Certes, la guerre c'est très méchant. C'est bien pourquoi il convient de préparer la paix avec des adversaires qui la désirent réellement. Ce qui n'est pas le cas des représentants actuels -- terme qui reste encore à démontrer, tant Abou Mazen que le Hamas évitant soigneusement les élections depuis des années -- des Arabes de Palestine qui ont tout intérêt pour des raisons géostratégiques et surtout financières à ce que le conflit ne se règle pas (pensez donc : les 25 000 fonctionnaires de l'UNWRA se retrouveraient au chômage et les cadres de l'AP et du Hamas ne pourrait plus saigner à blanc leur population ! ).

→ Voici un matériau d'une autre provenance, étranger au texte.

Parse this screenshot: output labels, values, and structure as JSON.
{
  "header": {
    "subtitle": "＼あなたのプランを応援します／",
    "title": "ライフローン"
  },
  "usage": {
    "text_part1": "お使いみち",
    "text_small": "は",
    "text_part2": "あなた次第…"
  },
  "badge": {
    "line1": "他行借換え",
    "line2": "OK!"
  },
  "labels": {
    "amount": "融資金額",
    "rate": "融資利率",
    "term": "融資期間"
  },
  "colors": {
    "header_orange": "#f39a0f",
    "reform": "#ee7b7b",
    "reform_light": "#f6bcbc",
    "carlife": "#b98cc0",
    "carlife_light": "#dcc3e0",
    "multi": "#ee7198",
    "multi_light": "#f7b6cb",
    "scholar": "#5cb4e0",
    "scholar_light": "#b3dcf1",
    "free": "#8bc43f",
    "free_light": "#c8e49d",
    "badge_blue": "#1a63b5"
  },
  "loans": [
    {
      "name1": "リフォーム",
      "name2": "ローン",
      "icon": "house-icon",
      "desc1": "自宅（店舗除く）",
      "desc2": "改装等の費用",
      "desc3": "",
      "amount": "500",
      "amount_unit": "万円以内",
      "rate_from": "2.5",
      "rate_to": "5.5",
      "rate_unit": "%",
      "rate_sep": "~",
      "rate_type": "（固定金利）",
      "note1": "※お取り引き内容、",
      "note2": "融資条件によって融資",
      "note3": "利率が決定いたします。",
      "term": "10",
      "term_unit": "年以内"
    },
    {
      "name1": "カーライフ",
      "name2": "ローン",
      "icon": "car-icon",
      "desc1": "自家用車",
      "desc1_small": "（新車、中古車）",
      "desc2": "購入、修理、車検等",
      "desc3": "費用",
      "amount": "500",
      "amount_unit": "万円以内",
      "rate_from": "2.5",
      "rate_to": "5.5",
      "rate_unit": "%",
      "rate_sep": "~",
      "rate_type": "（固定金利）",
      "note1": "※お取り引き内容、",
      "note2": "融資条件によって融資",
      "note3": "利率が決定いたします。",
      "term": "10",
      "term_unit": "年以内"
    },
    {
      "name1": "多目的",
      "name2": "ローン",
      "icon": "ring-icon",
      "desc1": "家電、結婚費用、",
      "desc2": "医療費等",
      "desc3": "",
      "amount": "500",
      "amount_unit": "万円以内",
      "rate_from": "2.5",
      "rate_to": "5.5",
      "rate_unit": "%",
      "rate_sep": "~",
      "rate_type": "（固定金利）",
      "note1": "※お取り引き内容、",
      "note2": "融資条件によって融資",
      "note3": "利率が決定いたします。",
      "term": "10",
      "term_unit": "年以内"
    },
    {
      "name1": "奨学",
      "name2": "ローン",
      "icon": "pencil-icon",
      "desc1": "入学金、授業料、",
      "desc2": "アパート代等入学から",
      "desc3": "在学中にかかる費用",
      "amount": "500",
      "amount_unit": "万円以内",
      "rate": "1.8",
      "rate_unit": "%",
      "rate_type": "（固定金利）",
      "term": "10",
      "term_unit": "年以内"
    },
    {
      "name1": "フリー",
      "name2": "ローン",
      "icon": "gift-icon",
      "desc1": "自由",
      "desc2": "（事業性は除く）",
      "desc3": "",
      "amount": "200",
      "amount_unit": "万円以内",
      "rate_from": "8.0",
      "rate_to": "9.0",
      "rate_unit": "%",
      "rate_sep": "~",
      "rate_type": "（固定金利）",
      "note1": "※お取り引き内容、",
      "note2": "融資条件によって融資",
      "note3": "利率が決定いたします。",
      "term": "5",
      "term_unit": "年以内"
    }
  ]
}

Je maintiens : dans ce contexte, ne pas se préparer à un conflit majeur avec des adversaires génocidaires -- je parle ici de l'arc chiite en sa totalité (Iran, Syrie, Hezbollah, Hamas, auquel on peut joindre dans une moindre mesure la Turquie) ainsi que le très démocratique mouvement des frères musulmans égyptiens : tous les discours, chartes et écrits en témoignent -- relèverait d'une naïveté criminelle. Fort heureusement, Israël ne s'y résout pas. Le simple fait d'assimiler « très volontiers » un parti politique légalement élu dans une démocratie à des terroristes tueurs disqualifie vos discours. Vous êtes dans la confusion des valeurs. Dès lors, il n'y a plus d'intérêt à discuter avec vous. Serviteur.